Alignment of local government and local development

November 15, 2012

One of the long-standing challenges confronting successive governments over the past twenty years was that of aligning local government and local development. Various initiatives, from the Task Force on Local Development and Local Government through to the Cohesion Process under the then Department of Community, Rural and Gaeltacht Affairs, sought to bring greater coherence between local government and , the rural, community and local development processes.

It is also fair to acknowledge that local elected members have carried a grievance that they were excluded, as they would argue, from a process where their role should have been central given their democratic mandates.

In part, such grievances and other concerns reflect a recognition that over time the local, rural and community development sector has become a key pillar at local level and the success of many initiatives through the pillar has brought with it a political demand for the local democratic process to become a central aspect in local development and in doing so to help re-establish the local democratic process.

It was no surprise then to find that the then opposition parties, in the run up to the last general election, proposed that local, rural and community development would be fully integrated into local government. Doing so, of course, would bring with considerable challenges not least the challenge of keeping momentum in the local, rural and community development process.

Equally, the challenge of integrating new staff and systems into a local government system which itself would see considerable change in light of other party manifesto proposals, particularly the move to a national water utility of a large body of technical staff.

So a simple idea was and is remarkably complex.

The response on the part of the current Government, initially, came in the form of a steering group set up to examine the options for aligning local, rural and community development with a re-configured local government system. The groups broad parameters were:
• Review the role of Local Government in Local and Community Development;
• Review the role and contribution of Local and Community Development programmes in order to determine the scope for greater synergy with Local Government; and
• Make recommendations on how the alignment of Local Government and Local and Community Development should be progressed with a view to:
a. improving delivery of services for the citizen at a local level;
b. achieving greater efficiency and effectiveness; and
c. enhancing the role of local authorities in the delivery of Local and Community
Development programmes and functions.

This Group crucially reported as the local government reform process was in train. As a result, the recommendations of the Group are a central feature of the proposed reforms, which if implemented, will see a considerably changes operational environment for the existing players in local rural and community development along with the serious challenge of shifting local government from being driven in large part by engineering issues to playing a more facilitative and leadership role in the sustainable development of their areas.

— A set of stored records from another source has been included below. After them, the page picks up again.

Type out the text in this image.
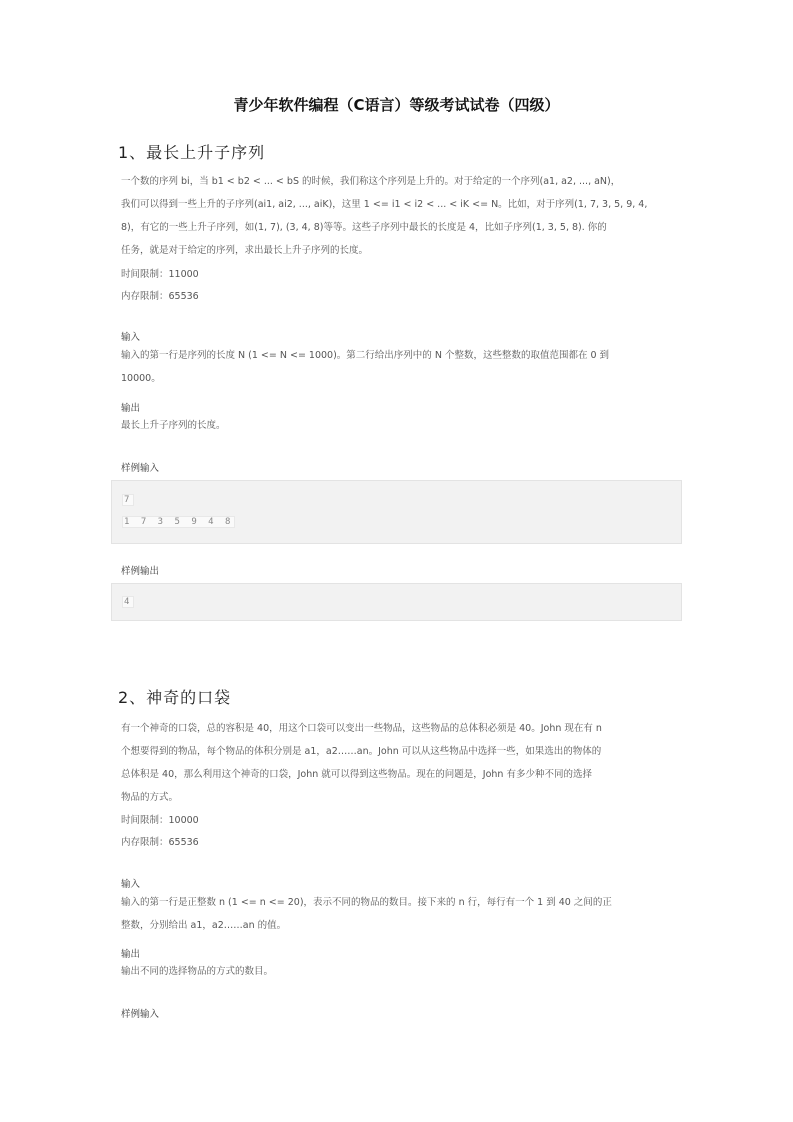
青少年软件编程（C语言）等级考试试卷（四级）
1、最长上升子序列
一个数的序列 bi，当 b1 < b2 < ... < bS 的时候，我们称这个序列是上升的。对于给定的一个序列(a1, a2, ..., aN)，
我们可以得到一些上升的子序列(ai1, ai2, ..., aiK)，这里 1 <= i1 < i2 < ... < iK <= N。比如，对于序列(1, 7, 3, 5, 9, 4,
8)，有它的一些上升子序列，如(1, 7), (3, 4, 8)等等。这些子序列中最长的长度是 4，比如子序列(1, 3, 5, 8). 你的
任务，就是对于给定的序列，求出最长上升子序列的长度。
时间限制：11000
内存限制：65536
输入
输入的第一行是序列的长度 N (1 <= N <= 1000)。第二行给出序列中的 N 个整数，这些整数的取值范围都在 0 到
10000。
输出
最长上升子序列的长度。
样例输入
7
1 7 3 5 9 4 8
样例输出
4
2、神奇的口袋
有一个神奇的口袋，总的容积是 40，用这个口袋可以变出一些物品，这些物品的总体积必须是 40。John 现在有 n
个想要得到的物品，每个物品的体积分别是 a1，a2……an。John 可以从这些物品中选择一些，如果选出的物体的
总体积是 40，那么利用这个神奇的口袋，John 就可以得到这些物品。现在的问题是，John 有多少种不同的选择
物品的方式。
时间限制：10000
内存限制：65536
输入
输入的第一行是正整数 n (1 <= n <= 20)，表示不同的物品的数目。接下来的 n 行，每行有一个 1 到 40 之间的正
整数，分别给出 a1，a2……an 的值。
输出
输出不同的选择物品的方式的数目。
样例输入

Key recommendations for implementation as a central part of the reform process include integration of the planning policy process in local government and the business planning in local development. This includes the potential to develop better integration between the local area planning that will now take place at municipal district level. This potentially will allow for a greater alignment of community planning with spatial planning, a model of best practice already evident in various locations across the State.

The introduction, through a new committee (Socio-Economic Committee), of a Local and Community Plan will give added focus to mainstreaming local, community and rural development issues into local government services. More interestingly is that this local effort will be underpinned by a national policy framework which will be overseen by an inter-departmental committee, providing, hopefully, a similar level of integration and policy alignment at the national level.

While over time integration within management structures of local government over time might be envisaged in the report it nonetheless recognises that need to sustain the experience and capacities of the existing local development companies over the long-term. Coming up with workable models to do so is going to be a major challenge but given the pressures on communities across the State no one will be thanked if local, rural and community development are disrupted, no matter the benefits of underpinning local democracy.

Existing management in local government will necessarily have to keep a clear focus on these challenges over the coming three years, even having regard to the general re-configuration of the local authority system at the same time.

While integration with local authority support services will bring the potential for greater resource synergy at local level, there is a risk that the positive experiences of the local development companies might be lost, undermining the bigger strategic picture for local government which the policy paper demonstrates succinctly in the criteria it sets out for the broader devolution of powers and responsibilities to local government from across the public sector.

Management and members cannot lose sight of this as they confront the challenge of taking the leadership role in local, rural and community development and sometimes being the facilitator might be more strategically appropriate than being actually responsible for the delivery of the immediate service, in this case local, rural and community development.

Such issues remain to be explored over the coming months but one thing is certain and that is that levels of isolation and non-engagement with each other by both local government and local development are clearly off the table from a national policy perspective.